The world of work is constantly evolving because jobs are created and destroyed, a process that is increasingly becoming conspicuous due to significant technological advances, notably in ICT and computing. Invariably, poor national skills profiles hurt the economy, impede the efficient and timely accumulation of advanced or highly technical skills, and potentially degrade job mobility and wage growth. Thus, understanding the structure of the labor market in the context of occupational skills is essential. This paper provides a skills-based characterization of the labor market and assesses how skills are distributed across the working population, emphasizing key gender differences, and highlighting spatial disparities. It also explains the observed gender pay gap using skills-augmented Mincerian regression models and the 2015 Labor Force Survey.

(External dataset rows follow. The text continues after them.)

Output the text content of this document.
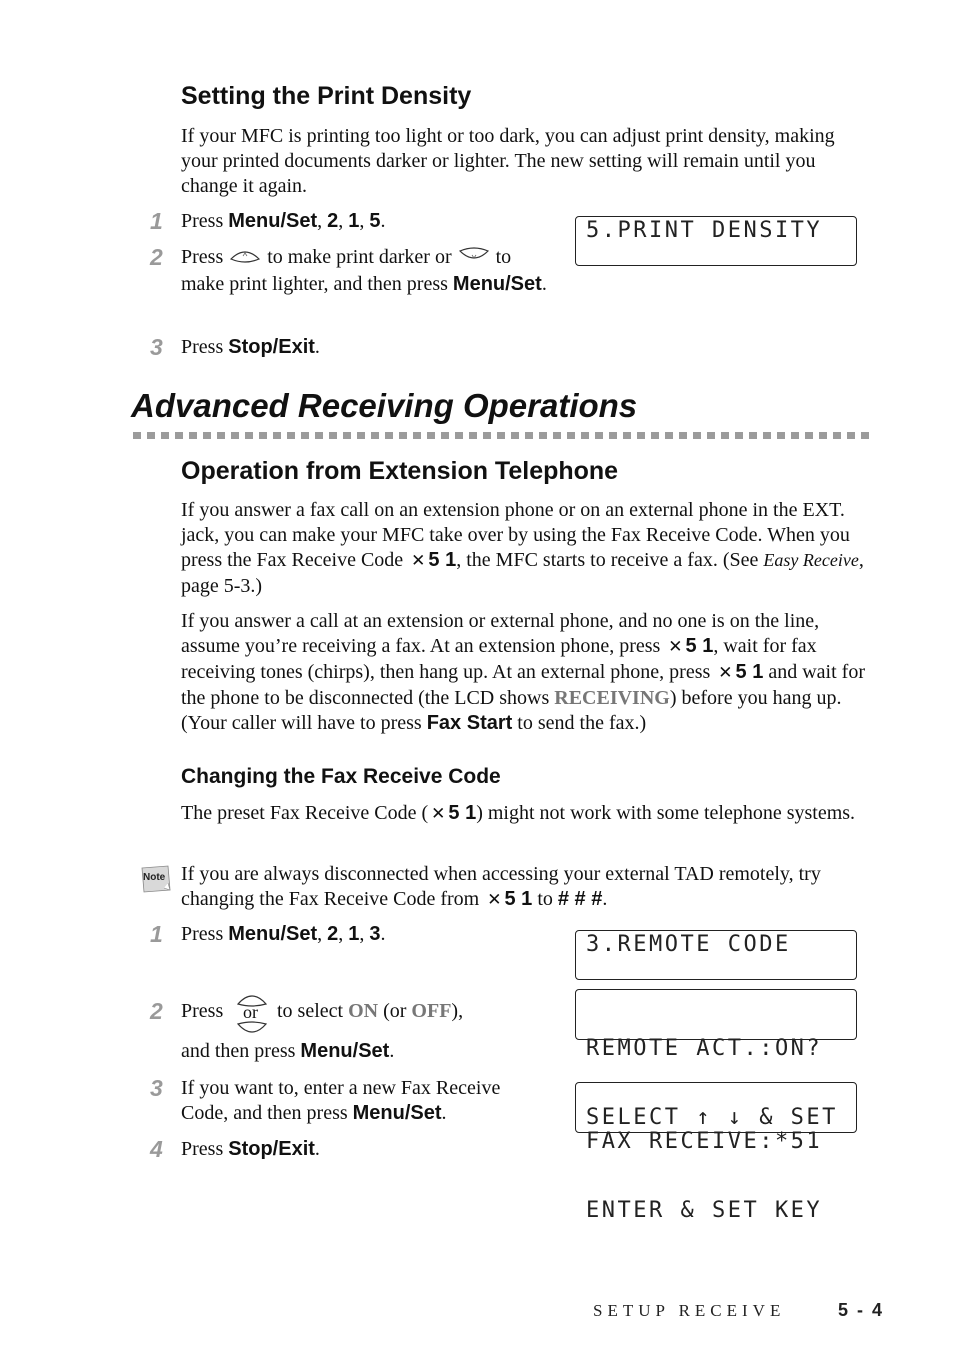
Setting the Print Density
If your MFC is printing too light or too dark, you can adjust print density, making your printed documents darker or lighter. The new setting will remain until you change it again.
1 Press Menu/Set, 2, 1, 5.
2 Press  to make print darker or  to make print lighter, and then press Menu/Set.
3 Press Stop/Exit.
5.PRINT DENSITY
Advanced Receiving Operations
Operation from Extension Telephone
If you answer a fax call on an extension phone or on an external phone in the EXT. jack, you can make your MFC take over by using the Fax Receive Code. When you press the Fax Receive Code ✕ 5 1, the MFC starts to receive a fax. (See Easy Receive, page 5-3.)
If you answer a call at an extension or external phone, and no one is on the line, assume you’re receiving a fax. At an extension phone, press ✕ 5 1, wait for fax receiving tones (chirps), then hang up. At an external phone, press ✕ 5 1 and wait for the phone to be disconnected (the LCD shows RECEIVING) before you hang up. (Your caller will have to press Fax Start to send the fax.)
Changing the Fax Receive Code
The preset Fax Receive Code ( ✕ 5 1) might not work with some telephone systems.
Note If you are always disconnected when accessing your external TAD remotely, try changing the Fax Receive Code from ✕ 5 1 to # # #.
1 Press Menu/Set, 2, 1, 3.
2 Press or to select ON (or OFF),
and then press Menu/Set.
3 If you want to, enter a new Fax Receive Code, and then press Menu/Set.
4 Press Stop/Exit.
3.REMOTE CODE

REMOTE ACT.:ON?

SELECT ↑ ↓ & SET

FAX RECEIVE:*51

ENTER & SET KEY

SETUP RECEIVE	5 - 4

Results indicate the following: (1) Six in every ten workers in the Philippines are mostly employed in elementary occupations and the agricultural, forestry, and fishery sectors. The said workers’ occupational skill sets are mostly composed of social and basic skills. (2) Some in-demand jobs in the IT-BPM and manufacturing sectors require specific skills bundles that include analytical skills such as systems analysis, systems evaluation, operations analysis, programming, and technology and design. (3) Hard-to-fill (HTF) jobs, mostly in health and wellness, manufacturing, construction, banking and finance, and IT-BPM, require specific skills. While the average social, basic, and management skills in these jobs are like those of in-demand jobs, the analytical skills required are substantially higher than those of the in-demand jobs. (4) HTF jobs are close to very few jobs that share similar skills sets, an indication of the quality of jobs available and/or being created in the economy. (5) Tertiary education and basic skills (both endowments and returns) narrow the pay gap. (6) Highly specific basic and analytical skills narrow the pay gap as well. Highly specific basic skills include Mathematics and Science while highly specific analytical skills include systems analysis, systems evaluation, operations analysis, programming, and technology and design.